According to a list of guidelines university officials distributed to The Crimson White and other news agencies last week, no representatives from UA Greek Affairs, the Panhellenic Executive Council or any of the sororities will be available for interviews during the weeklong Sorority Recruitment Week, which ends Saturday. All media questions should be directed to UA University Relations, according to the guidelines, which The Crimson White gave to the Student Press Law Center.
“Media should not encroach on the front yards of sorority houses, enter any porches or knock on any doors as sorority houses are private property,” according to the guidelines. “Media should not disrupt students as they move along the sidewalks.”
The guidelines said the same rules will apply on bid day on Saturday, where recruits receive their bids at Bryant-Denny Stadium; media will not be allowed in the stadium.

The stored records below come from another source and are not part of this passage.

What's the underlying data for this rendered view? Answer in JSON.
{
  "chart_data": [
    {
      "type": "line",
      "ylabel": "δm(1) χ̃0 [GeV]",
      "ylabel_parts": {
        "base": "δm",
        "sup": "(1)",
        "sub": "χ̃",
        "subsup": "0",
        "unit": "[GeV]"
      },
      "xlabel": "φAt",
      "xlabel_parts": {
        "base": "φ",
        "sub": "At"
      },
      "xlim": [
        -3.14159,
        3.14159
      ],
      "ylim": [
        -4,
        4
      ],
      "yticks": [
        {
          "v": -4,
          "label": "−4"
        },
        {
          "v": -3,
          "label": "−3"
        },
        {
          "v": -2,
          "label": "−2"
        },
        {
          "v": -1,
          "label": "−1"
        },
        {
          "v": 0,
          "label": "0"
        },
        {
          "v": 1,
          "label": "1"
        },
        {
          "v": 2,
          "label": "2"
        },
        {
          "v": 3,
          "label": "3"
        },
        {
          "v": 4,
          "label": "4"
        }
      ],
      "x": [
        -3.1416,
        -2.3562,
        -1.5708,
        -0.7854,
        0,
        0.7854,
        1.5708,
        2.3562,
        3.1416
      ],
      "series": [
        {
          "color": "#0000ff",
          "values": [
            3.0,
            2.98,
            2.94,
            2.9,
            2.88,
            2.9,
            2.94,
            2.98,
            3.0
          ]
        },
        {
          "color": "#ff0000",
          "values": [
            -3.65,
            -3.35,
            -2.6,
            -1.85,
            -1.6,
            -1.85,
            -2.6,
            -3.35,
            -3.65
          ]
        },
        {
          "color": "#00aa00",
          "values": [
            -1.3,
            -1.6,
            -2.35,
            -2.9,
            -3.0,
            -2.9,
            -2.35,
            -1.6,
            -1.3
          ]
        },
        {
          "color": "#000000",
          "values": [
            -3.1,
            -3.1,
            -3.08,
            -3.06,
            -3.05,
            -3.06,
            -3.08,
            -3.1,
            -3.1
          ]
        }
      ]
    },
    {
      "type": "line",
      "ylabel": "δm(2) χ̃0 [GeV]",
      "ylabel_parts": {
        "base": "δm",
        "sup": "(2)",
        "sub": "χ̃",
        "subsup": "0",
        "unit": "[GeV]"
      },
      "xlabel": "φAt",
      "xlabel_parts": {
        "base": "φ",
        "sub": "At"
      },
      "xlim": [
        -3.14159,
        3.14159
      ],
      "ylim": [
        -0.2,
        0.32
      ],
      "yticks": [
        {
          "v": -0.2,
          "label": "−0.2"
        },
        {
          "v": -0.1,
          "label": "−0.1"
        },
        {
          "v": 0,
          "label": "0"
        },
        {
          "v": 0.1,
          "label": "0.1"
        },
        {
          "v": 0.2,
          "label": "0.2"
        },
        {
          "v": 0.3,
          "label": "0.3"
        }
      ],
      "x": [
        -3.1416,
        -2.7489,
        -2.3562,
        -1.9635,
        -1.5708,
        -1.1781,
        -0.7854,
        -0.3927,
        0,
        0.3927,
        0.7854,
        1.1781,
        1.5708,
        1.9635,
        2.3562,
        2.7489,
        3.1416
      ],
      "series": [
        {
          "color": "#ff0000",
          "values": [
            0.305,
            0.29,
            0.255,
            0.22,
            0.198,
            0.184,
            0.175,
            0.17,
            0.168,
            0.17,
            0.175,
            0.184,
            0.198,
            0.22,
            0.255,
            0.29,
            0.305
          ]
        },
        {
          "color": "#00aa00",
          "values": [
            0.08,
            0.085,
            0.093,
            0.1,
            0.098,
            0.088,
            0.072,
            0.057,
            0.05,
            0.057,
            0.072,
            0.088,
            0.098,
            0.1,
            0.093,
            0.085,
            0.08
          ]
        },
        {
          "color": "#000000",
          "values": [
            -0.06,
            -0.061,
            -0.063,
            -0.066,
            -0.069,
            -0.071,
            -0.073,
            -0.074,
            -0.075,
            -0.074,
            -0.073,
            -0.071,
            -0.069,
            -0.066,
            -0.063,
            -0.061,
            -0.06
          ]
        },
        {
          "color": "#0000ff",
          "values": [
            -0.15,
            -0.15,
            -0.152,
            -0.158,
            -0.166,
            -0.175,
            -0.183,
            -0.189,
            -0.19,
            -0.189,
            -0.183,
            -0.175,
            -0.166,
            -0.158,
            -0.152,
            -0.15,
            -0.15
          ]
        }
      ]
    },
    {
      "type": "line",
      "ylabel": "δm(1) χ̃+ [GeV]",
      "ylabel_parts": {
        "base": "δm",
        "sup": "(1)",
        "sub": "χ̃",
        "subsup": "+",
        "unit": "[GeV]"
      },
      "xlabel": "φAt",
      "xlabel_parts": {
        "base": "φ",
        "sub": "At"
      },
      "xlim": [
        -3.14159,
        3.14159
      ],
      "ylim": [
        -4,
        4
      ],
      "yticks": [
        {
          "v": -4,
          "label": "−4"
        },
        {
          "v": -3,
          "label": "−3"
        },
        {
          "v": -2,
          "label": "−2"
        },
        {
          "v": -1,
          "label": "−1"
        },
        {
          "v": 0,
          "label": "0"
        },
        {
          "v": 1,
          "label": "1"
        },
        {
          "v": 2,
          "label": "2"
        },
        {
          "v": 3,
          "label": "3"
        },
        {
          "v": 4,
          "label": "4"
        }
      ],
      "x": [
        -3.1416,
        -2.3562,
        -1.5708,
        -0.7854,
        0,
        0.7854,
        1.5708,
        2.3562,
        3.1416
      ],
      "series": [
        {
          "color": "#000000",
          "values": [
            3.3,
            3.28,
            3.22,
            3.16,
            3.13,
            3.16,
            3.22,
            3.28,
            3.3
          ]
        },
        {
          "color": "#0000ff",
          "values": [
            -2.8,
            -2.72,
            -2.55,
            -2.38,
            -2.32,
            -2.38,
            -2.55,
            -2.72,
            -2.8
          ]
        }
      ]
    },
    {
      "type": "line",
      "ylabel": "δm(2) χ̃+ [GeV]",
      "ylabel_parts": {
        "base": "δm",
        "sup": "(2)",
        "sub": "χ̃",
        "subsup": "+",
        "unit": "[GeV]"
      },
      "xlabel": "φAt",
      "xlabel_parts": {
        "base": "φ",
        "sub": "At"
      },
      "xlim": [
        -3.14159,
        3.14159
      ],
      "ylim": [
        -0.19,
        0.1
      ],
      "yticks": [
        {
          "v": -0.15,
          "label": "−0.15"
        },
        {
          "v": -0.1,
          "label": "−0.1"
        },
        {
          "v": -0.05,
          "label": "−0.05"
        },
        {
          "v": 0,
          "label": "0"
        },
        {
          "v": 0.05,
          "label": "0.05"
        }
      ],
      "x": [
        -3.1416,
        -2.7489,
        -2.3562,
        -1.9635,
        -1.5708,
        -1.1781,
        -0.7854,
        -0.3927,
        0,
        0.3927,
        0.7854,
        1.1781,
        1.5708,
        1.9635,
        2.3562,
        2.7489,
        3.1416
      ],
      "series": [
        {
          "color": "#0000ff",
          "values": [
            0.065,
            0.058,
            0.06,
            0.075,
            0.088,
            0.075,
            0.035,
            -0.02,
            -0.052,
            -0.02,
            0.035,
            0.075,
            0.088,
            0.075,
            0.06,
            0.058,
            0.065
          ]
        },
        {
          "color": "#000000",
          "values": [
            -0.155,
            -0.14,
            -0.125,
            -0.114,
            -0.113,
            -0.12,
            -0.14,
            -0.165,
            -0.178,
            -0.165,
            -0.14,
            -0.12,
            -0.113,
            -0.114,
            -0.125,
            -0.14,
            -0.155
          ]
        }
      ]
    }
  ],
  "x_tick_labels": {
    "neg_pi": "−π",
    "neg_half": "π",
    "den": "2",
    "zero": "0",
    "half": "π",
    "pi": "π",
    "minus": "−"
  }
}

“Recruitment week is extremely busy for everyone in Greek affairs, for all the girls in Panhellenic,” university spokeswoman Cathy Andreen told The Crimson White. “We will certainly have some information available after it’s over, but there’s really not anyone available for interviews right now.”
Andreen said in an email the university is not attempting to restrict communications between news media and students.
“As always, reporters are free to solicit interviews and information from anyone they want to contact,” she said. “And, University Relations will continue to respond to media questions, as we have throughout the week.”
But Deanne Winslett, the newspaper’s editor in chief, argued otherwise. When the staff received the letter last week, Winslett said she shared the letter with the editor reporting on recruitment and the newspaper adviser. They wrote an article on the guidelines, she said, because “we wanted to be transparent with our audience about the situation.”
“The language used in the guidelines, such as the phrase ‘any sorority,’ implies that the university is enforcing that girls going through recruitment should not speak to media,” Winslett said. “Blocking the girls rushing from speaking freely to the media about their recruitment and Bid Day experiences would indicate a concerning lack of transparency.”
Along with being a “profoundly misguided public-relations strategy,” several of the guidelines may be illegal, Frank LoMonte, the Student Press Law Center’s executive director, said in a letter he sent Tuesday to Karen Baldwin, UA’s vice president for university advancement.
LoMonte said that while it is legitimate for the university to remind journalists not to trespass on private property, “we are particularly concerned about the directives the Media Guidelines purporting to members of the media and individual students who may wish to speak with them.”
Such a “gag order,” he continued, interferes with the First Amendment.
“We are concerned, as well, about purported restrictions on how journalists may approach sources to request interviews,” LoMonte said. “Unless there is a blanket policy that no visitor may knock on the door of a Greek house, it violates the First Amendment for a government agency to selectively exclude only journalists.”